Les tensions s’intensifient depuis la reconquête rapide par l’Azerbaïdjan du Haut-Karabakh en septembre, territoire contesté entre Bakou et Erevan pendant plus de trente ans.
Le président azerbaïdjanais, Ilham Aliev, a accusé la France de «préparer le terrain pour une nouvelle guerre» dans le Caucase en «armant» l’Arménie, dont elle est un soutien historique, selon un communiqué publié ce mardi 21 novembre.
Paris, mobilisé avec «ses partenaires européens et états-uniens en faveur d’une paix juste dans le Sud-Caucase», est «résolument engagé en soutien à la souveraineté et à l’intégrité territoriale de l’Arménie», a fait savoir le Quai d’Orsay dans une réponse écrite à l’AFP. La France s’est impliquée ces derniers mois dans la médiation entre ces deux anciennes républiques soviétiques, et a en outre affiché son soutien sans faille à l’Arménie. Cette dernière craint que la reconquête du Haut-Karabakh n’ait enhardi son puissant voisin, plus riche et mieux armé, et qu’il ne viole désormais son intégrité territoriale. Paris a par exemple annoncé avoir donné son accord à la livraison de matériel militaire à l’Arménie, qui veut mieux se protéger. Ces prises de position ont valu à la France des critiques acerbes de la part d’Ilham Aliev. De son côté, le pays a récemment accusé l’Azerbaïdjan d’avoir mené une campagne de manipulation de l’information visant à porter atteinte à la réputation de la France dans sa capacité à accueillir les Jeux olympiques de 2024.
Les deux voisins azerbaïdjanais et arménien entretiennent des relations très conflictuelles, et les tensions sont au plus haut depuis la reconquête éclair par l’Azerbaïdjan en septembre du Haut-Karabakh, territoire séparatiste que Bakou et Erevan se sont disputé pendant plus de trois décennies. Avant cela, les deux pays s’étaient déjà affrontés lors de deux guerres pour le contrôle de cette enclave, l’une entre 1988 et 1994 et l’autre à l’automne 2020.

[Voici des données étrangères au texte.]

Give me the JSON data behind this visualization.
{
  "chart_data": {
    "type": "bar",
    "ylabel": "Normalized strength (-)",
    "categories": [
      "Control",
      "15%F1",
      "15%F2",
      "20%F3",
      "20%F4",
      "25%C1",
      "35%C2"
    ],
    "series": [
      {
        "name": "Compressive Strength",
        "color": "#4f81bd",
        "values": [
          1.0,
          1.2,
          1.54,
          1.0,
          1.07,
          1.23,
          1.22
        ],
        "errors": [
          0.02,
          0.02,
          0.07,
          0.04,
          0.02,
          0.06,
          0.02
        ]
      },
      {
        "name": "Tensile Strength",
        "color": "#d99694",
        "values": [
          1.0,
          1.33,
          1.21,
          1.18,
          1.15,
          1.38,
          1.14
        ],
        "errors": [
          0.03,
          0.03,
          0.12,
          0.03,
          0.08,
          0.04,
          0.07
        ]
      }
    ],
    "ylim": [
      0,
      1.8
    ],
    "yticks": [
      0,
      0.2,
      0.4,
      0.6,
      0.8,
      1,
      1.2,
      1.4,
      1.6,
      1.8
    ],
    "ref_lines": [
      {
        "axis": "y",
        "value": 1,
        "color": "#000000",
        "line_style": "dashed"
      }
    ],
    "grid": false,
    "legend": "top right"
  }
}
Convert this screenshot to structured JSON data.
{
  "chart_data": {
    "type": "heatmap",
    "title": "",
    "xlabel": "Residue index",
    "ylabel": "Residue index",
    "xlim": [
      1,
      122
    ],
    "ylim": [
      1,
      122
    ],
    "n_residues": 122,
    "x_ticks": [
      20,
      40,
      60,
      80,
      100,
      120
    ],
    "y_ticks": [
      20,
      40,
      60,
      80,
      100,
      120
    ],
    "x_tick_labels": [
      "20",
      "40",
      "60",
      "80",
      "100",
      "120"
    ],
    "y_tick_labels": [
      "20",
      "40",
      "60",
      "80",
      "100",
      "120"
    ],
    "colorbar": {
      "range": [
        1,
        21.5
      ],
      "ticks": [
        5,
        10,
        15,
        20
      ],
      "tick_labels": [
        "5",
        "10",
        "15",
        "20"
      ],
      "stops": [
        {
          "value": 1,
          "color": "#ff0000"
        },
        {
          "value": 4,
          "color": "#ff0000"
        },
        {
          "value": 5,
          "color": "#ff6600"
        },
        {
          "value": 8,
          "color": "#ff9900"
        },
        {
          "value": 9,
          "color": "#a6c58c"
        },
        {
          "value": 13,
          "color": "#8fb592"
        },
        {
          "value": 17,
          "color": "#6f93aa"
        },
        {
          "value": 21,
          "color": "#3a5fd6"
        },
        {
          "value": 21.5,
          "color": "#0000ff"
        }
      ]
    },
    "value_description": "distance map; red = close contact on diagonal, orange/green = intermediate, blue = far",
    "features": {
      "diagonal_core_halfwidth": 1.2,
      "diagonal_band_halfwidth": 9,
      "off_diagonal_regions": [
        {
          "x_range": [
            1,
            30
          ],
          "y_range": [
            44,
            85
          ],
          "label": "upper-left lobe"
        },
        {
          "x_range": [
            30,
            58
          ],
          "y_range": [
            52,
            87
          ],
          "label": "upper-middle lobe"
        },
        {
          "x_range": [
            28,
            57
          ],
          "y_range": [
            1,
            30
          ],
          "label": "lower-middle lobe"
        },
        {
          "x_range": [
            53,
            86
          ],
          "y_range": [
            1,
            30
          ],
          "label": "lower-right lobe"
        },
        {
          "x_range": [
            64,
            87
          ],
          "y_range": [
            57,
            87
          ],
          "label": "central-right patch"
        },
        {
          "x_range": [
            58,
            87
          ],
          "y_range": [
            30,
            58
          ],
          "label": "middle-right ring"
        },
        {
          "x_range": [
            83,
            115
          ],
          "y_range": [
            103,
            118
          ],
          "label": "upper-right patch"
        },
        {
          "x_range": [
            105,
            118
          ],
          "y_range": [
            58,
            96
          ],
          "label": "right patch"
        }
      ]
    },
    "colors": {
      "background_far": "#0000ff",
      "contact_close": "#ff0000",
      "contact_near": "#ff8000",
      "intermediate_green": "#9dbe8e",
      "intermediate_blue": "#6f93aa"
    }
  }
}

Depuis la dernière offensive victorieuse de Bakou, la quasi-totalité de la population arménienne, soit plus de 100 000 personnes sur les 120 000 recensées, a fui vers l’Arménie. Des pourparlers de paix entre les deux pays ont été engagés à plusieurs reprises, mais n’ont guère progressé ces derniers temps. La semaine dernière, l’Azerbaïdjan a refusé de participer à des négociations prévues aux États-Unis courant novembre avec l’Arménie, invoquant une position «partiale» de Washington.